Can Blockchain Change the World?

Blockchain or distributed ledger, names that the blockchain also receives, constitute a distributed database that records blocks of information and interlaces them to facilitate the retrieval of information and verify that they have not been modified.

By transferring this information into practice, blockchain technology allows decentralized, transparent, open transactions and contracts that shield privacy, guaranteeing extreme security and the same protocol for all participants, that is, it allows an anonymous movement, with total privacy between the data of both interested parties. It has already been compared by experts with historical milestones of innovation such as the emergence of the Internet.

On the other hand, the expansion of cryptocurrencies, such as bitcoin, which have their stock market, changes payment methods and traditional money. The digital revolution and P2P (peer-to-peer) technology applied to cryptocurrencies implies a low risk and works between user platforms, through consensus among all. Today, they can be bought and sold easily, just as their trend will only grow shortly.

Among many other applications, the blockchain allows you to carry out Smart contracts, allowing you to securely connect the devices linked to the Internet of Things, democratize the electoral system through electronic voting, improve eCommerce and encourage the collaborative economy, assess the traceability of food, ensure more efficient logistics operations or make the flow of goods and money from any commercial process verifiable at any point in the supply chain.
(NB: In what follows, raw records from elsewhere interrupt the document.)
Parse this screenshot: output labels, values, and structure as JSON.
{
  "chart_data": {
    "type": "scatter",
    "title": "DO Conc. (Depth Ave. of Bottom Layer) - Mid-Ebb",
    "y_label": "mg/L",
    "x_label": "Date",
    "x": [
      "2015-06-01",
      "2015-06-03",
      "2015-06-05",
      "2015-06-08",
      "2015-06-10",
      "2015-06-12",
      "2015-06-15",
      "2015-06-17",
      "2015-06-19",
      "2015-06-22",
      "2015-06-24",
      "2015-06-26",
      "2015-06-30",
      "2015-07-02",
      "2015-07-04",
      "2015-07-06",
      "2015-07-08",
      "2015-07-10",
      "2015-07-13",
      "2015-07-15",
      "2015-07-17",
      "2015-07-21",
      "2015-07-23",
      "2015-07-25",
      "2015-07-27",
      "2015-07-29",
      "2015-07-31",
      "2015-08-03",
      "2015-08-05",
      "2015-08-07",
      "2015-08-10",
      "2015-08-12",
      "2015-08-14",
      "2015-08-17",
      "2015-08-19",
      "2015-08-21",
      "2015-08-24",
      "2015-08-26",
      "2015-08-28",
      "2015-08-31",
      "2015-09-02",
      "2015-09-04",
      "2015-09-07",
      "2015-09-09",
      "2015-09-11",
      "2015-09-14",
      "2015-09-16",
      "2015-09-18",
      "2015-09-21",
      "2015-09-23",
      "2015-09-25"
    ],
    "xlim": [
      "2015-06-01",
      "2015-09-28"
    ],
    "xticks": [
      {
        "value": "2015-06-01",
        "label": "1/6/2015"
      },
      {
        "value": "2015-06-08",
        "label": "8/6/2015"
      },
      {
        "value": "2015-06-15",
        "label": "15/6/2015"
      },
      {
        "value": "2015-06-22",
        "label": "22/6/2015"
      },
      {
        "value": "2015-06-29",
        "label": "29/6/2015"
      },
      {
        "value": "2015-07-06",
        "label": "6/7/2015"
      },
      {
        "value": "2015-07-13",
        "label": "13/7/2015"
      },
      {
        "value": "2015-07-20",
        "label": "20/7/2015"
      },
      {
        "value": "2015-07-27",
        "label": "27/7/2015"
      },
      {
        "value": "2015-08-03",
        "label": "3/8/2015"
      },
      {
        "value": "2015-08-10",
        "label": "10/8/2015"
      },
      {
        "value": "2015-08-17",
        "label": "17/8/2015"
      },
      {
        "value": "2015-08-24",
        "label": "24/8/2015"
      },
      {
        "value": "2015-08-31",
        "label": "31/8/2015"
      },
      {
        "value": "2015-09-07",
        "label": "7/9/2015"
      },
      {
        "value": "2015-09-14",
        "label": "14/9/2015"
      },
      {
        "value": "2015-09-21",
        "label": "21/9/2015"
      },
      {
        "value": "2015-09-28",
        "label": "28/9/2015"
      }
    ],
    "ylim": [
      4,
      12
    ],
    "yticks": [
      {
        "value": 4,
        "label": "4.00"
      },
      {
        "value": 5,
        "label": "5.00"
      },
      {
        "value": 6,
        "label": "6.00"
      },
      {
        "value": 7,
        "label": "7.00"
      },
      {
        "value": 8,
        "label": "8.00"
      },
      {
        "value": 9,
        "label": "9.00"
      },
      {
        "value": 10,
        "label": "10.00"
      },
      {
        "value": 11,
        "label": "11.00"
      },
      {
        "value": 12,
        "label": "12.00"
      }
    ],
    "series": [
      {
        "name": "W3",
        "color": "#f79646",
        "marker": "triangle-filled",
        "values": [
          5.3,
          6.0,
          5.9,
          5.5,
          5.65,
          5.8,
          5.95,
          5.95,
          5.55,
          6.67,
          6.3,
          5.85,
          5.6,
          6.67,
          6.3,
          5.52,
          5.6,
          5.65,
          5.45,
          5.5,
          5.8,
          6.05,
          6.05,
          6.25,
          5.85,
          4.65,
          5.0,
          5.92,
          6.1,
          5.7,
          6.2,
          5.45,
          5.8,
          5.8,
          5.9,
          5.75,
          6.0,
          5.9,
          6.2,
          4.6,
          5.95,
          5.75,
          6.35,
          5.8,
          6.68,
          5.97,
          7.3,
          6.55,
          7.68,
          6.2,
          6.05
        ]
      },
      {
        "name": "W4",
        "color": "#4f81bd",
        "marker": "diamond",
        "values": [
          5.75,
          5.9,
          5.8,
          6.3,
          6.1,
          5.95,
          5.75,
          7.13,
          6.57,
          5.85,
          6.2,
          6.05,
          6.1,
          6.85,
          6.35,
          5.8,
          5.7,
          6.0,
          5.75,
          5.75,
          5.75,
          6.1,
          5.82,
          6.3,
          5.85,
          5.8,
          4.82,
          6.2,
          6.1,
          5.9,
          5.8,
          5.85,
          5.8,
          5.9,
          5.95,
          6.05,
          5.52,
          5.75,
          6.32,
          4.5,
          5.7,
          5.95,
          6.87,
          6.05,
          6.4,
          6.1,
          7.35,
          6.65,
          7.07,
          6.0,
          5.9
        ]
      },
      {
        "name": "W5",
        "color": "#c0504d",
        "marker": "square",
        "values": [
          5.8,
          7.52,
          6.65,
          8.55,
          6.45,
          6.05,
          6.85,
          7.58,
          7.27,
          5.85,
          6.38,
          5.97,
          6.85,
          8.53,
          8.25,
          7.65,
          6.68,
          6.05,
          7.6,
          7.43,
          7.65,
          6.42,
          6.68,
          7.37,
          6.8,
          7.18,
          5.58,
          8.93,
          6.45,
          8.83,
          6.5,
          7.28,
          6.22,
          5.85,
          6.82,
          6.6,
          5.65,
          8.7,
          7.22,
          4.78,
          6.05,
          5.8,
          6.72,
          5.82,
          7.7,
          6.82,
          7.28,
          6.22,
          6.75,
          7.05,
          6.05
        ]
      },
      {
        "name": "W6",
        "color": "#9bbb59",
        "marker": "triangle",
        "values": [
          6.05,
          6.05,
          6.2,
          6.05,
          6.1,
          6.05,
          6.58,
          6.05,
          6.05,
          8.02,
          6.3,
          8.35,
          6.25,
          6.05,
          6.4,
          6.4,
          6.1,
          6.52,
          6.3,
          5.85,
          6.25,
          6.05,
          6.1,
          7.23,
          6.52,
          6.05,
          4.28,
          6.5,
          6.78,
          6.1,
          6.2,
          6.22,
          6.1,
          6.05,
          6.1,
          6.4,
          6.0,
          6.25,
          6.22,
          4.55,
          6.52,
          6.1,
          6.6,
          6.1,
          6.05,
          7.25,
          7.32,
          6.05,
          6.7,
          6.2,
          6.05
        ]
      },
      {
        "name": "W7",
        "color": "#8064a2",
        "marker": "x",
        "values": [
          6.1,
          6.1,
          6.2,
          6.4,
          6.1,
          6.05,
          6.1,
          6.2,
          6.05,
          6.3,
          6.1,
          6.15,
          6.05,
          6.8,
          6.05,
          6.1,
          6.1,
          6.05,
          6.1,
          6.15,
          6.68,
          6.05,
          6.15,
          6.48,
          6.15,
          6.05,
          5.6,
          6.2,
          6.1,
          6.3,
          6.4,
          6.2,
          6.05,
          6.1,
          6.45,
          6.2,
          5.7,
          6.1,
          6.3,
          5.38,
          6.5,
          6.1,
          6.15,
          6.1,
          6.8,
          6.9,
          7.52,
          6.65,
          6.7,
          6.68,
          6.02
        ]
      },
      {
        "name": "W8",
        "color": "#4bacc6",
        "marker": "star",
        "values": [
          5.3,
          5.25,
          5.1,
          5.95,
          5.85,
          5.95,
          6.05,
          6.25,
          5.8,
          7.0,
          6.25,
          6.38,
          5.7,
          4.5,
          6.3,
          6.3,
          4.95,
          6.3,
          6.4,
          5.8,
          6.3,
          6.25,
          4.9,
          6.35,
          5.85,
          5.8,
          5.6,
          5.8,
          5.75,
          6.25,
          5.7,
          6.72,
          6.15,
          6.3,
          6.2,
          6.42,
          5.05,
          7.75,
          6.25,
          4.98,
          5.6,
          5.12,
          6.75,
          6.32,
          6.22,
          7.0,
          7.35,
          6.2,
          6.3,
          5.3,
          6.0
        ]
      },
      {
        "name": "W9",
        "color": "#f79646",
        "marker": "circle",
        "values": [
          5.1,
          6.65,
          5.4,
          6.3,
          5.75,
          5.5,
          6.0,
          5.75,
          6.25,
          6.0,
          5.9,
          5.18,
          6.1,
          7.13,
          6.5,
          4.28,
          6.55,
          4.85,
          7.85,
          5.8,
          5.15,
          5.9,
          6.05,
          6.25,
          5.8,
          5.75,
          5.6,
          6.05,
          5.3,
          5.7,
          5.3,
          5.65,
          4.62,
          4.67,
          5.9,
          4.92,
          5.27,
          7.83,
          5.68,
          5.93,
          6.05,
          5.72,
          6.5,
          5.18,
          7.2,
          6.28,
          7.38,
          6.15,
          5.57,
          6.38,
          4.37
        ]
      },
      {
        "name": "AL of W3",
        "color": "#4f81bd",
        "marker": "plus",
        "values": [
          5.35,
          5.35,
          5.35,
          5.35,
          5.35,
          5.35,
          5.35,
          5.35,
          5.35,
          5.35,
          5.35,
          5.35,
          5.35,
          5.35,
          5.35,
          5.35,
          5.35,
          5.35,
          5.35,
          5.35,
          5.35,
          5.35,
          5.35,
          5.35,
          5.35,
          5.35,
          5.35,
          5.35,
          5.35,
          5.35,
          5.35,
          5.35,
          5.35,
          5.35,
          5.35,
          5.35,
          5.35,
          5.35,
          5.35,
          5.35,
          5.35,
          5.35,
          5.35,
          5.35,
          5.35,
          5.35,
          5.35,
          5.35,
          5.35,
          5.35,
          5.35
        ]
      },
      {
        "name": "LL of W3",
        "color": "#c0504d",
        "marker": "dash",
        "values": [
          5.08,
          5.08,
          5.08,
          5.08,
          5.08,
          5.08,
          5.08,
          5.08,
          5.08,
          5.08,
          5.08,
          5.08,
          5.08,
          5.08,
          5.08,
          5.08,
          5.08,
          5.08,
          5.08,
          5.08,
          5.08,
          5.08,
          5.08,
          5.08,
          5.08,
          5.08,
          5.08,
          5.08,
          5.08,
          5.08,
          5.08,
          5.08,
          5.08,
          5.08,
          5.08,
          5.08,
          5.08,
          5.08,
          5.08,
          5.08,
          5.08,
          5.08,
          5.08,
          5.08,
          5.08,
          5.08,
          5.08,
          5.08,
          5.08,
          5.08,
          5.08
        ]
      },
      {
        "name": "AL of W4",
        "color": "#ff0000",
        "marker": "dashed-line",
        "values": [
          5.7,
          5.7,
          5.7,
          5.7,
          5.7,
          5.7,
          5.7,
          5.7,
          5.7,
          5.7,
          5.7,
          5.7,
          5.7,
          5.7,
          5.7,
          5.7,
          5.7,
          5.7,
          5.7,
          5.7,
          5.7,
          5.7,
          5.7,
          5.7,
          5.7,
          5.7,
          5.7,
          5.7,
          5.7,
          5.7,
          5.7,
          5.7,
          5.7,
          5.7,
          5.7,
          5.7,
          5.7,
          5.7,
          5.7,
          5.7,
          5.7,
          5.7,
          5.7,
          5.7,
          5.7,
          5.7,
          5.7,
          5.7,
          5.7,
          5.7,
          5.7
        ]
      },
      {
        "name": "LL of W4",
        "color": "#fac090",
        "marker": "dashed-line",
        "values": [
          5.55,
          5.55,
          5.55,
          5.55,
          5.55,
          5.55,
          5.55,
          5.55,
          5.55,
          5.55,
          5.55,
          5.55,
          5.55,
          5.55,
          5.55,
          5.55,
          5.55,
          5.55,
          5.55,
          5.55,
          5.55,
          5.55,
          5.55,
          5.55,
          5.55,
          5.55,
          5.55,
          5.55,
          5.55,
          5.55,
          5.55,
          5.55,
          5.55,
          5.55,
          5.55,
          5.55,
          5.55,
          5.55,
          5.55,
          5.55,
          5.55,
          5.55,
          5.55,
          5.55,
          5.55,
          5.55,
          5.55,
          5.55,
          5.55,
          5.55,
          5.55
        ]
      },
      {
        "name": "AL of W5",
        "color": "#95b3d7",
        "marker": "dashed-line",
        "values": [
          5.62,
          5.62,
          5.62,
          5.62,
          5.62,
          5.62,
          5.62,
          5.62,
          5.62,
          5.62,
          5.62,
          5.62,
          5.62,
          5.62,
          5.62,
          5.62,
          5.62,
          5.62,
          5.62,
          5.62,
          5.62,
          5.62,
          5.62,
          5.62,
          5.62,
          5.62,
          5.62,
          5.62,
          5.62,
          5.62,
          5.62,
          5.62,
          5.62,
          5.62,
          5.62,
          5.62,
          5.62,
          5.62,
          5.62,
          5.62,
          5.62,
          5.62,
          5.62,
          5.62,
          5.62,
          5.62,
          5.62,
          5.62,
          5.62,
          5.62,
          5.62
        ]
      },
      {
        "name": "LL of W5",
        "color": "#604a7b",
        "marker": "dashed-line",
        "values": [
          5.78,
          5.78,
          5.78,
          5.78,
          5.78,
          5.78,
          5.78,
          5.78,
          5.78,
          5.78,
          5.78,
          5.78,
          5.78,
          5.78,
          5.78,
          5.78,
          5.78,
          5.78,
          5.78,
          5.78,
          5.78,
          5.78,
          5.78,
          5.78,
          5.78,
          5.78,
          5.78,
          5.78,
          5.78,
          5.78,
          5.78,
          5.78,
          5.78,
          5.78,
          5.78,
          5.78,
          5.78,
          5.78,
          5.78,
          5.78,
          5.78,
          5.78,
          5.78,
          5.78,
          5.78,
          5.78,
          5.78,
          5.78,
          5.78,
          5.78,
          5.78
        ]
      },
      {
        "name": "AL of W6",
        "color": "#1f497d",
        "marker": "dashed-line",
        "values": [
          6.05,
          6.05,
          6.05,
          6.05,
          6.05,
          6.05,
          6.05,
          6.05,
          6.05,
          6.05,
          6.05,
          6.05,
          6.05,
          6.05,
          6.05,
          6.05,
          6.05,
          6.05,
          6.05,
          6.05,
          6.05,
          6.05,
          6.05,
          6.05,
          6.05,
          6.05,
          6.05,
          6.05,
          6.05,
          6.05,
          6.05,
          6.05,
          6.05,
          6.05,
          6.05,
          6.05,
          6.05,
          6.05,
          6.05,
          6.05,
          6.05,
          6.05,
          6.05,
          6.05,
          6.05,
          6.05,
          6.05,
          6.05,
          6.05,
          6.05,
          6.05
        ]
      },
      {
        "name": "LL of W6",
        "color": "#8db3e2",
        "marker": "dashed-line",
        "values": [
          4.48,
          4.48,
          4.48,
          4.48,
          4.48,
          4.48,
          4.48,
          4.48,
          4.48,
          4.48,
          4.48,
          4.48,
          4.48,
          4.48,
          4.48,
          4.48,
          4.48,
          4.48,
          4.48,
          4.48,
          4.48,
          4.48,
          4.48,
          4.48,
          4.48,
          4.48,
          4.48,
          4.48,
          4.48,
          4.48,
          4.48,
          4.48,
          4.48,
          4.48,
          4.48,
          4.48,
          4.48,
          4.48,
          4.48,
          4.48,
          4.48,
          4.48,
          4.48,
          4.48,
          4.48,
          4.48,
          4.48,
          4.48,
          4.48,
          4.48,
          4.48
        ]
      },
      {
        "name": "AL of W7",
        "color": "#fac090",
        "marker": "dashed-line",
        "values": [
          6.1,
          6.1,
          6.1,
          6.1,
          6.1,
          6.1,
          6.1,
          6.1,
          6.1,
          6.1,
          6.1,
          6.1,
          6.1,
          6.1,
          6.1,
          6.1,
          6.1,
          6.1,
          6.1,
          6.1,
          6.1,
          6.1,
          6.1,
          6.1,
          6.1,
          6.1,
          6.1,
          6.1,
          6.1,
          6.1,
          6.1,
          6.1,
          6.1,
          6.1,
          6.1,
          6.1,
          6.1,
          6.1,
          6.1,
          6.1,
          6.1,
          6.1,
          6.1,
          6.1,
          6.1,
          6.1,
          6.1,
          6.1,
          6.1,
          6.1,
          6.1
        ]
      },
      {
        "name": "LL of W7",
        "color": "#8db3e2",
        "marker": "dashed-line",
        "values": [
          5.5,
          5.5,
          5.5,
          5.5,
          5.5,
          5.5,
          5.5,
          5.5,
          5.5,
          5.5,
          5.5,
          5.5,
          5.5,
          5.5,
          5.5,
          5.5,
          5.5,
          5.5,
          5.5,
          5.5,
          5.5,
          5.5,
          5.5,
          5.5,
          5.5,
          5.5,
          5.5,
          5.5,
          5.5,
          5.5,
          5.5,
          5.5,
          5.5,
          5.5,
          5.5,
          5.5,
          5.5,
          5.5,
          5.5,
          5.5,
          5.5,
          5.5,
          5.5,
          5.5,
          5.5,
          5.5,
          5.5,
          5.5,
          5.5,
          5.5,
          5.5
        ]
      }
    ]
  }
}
The complex revolution that the blockchain represents, can be executed in all sectors, benefiting for example the leisure and entertainment industry allowing to preserve the copyright or regulate the economic compensation of the artists, to the security forces by allowing real-time monitoring o transparent access to databases or the transport industry, facilitating the identification of passengers.

While a decade ago the word did not sound even in a tiny portion of mouths compared to the current moment, the blockchain, popularized by the emerging fame, although criticized, of Bitcoin and other virtual currencies, comes from the hand of a broad riotous potential that can affect areas as diverse as politics, economy, commerce, leisure, cybersecurity, law, logistics, arms possession, Artificial Intelligence, business team management, cloud storage or the gaming

Blockchain technology generates transparent and faithful information, it is changing the way bank transactions are carried out, the way money and the labor market are conceived in the global context. Beyond this, it allows the storage of data in a way that did not exist before, just as the encryption of the information can be done more reliably.

Another consequence of blockchain in society is its inclusion in the labor market. If large numbers of computer scientists are already demanded today, sometimes more than can be filled, the demands of blockchain developers cover the largest quota of these vacancies.

All this is just the beginning of a large market full of profits for various sectors such as health, finance, and banking, insurance or insurtech, food or education, all of them thanks to the touch of digital transformation at this point in the XXI century.

Today, the question is, which industry cannot benefit from the impact of the blockchain?